Bahari, 2018.
Dear you ....
Aku tidak tahu kapan kamu akan membaca surat ini. Malam atau pagi? Entahlah. Yang pasti, aku menulis ini malam hari, saat bulan lagi tinggi-tingginya dan sayangku lagi dalam-dalamnya kepadamu.
Sebelumnya aku minta maaf kalau aku terkesan lebay, diam-diam menulis surat, diam-diam mengirimnya, diam-diam berharap kamu meluangkan lima menit dari hidupmu untuk sekadar membuka dan membaca surat ini. Dan terakhir, aku juga minta maaf karena diam-diam mendambamu.
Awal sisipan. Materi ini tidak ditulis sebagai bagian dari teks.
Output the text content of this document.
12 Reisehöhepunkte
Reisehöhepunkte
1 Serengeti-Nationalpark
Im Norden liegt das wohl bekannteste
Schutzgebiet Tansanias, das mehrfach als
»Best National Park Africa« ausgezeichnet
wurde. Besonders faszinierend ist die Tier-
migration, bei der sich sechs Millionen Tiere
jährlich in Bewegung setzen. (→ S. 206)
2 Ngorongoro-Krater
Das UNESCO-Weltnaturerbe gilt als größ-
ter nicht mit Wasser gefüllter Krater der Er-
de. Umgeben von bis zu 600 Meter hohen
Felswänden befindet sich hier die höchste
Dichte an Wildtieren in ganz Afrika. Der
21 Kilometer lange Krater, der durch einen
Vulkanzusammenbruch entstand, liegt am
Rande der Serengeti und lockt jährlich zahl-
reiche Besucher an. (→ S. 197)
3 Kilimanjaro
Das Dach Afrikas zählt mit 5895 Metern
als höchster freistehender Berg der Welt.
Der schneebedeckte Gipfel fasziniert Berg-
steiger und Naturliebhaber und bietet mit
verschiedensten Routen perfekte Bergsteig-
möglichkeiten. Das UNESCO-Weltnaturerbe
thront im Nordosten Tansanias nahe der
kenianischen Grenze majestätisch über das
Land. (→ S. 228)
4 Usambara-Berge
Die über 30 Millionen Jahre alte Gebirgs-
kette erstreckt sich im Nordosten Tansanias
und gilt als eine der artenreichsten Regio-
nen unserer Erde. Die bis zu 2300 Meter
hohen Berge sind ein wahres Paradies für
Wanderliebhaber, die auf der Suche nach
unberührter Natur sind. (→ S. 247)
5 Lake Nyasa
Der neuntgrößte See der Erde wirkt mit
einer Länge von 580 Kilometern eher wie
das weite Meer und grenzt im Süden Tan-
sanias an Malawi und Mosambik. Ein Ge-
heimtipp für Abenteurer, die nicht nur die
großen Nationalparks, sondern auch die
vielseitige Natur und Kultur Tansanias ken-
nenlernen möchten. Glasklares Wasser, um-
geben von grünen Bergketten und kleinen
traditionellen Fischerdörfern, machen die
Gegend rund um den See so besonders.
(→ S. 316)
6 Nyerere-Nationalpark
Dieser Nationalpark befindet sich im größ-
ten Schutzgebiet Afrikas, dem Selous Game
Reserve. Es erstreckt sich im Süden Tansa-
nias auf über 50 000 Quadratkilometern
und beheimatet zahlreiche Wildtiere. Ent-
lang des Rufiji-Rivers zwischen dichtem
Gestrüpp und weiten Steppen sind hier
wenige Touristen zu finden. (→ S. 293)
Iya, aku mendambamu. Tolong jangan tanya kenapa karena aku juga kebingungan, merelakan banyak waktu memikirkanmu. Sekadar menatap wajahmu atau ucapan salam selamat pagi darimu menjadi suplemen tersendiri buatku. Menurutku, itu adalah satu-satunya kepastian yang paling realistis untuk saat ini.
My dear ....
Malam saat aku menulis surat ini, bulan yang mengantung di angkasa sungguh indah, bulat, besar, dan terang. Kadang aku berpikir, adakah kamu dengar doa-doa yang kutitipkan pada malam dan bulan? Atau kamu justru sibuk mengasuh sayangmu pada nama lain? Ah, terlalu takut aku untuk bertanya, seperti aku juga terlalu takut untuk bilang cinta sambil menatap wajah atau matamu yang teduh. Maka, tertulislah surat ini lewat jemariku yang sedetak dengan harap dan doa yang keterlaluan konyolnya.
Aku tak akan meminta kamu membalas atau bahkan aku pesimis kamu akan membaca surat ini. Meski sejujurnya, aku berkhayal bahwa kamu mau berbaik hati membaca, kemudian menyimpan surat ini di kotak khusus. Hatimu. Lalu, memberinya parfum. Cintamu. Dan kamu akan menjamah saat kamu rindu. Oke, aku berlebihan. Seperti kata lagu, cinta membuat anak kecil menjadi dewasa dan membuat orang dewasa kekanak-kanakkan. Lebih tepatnya, kulucuti semua malu dan harga diriku demi menulis dan mengirim surat ini.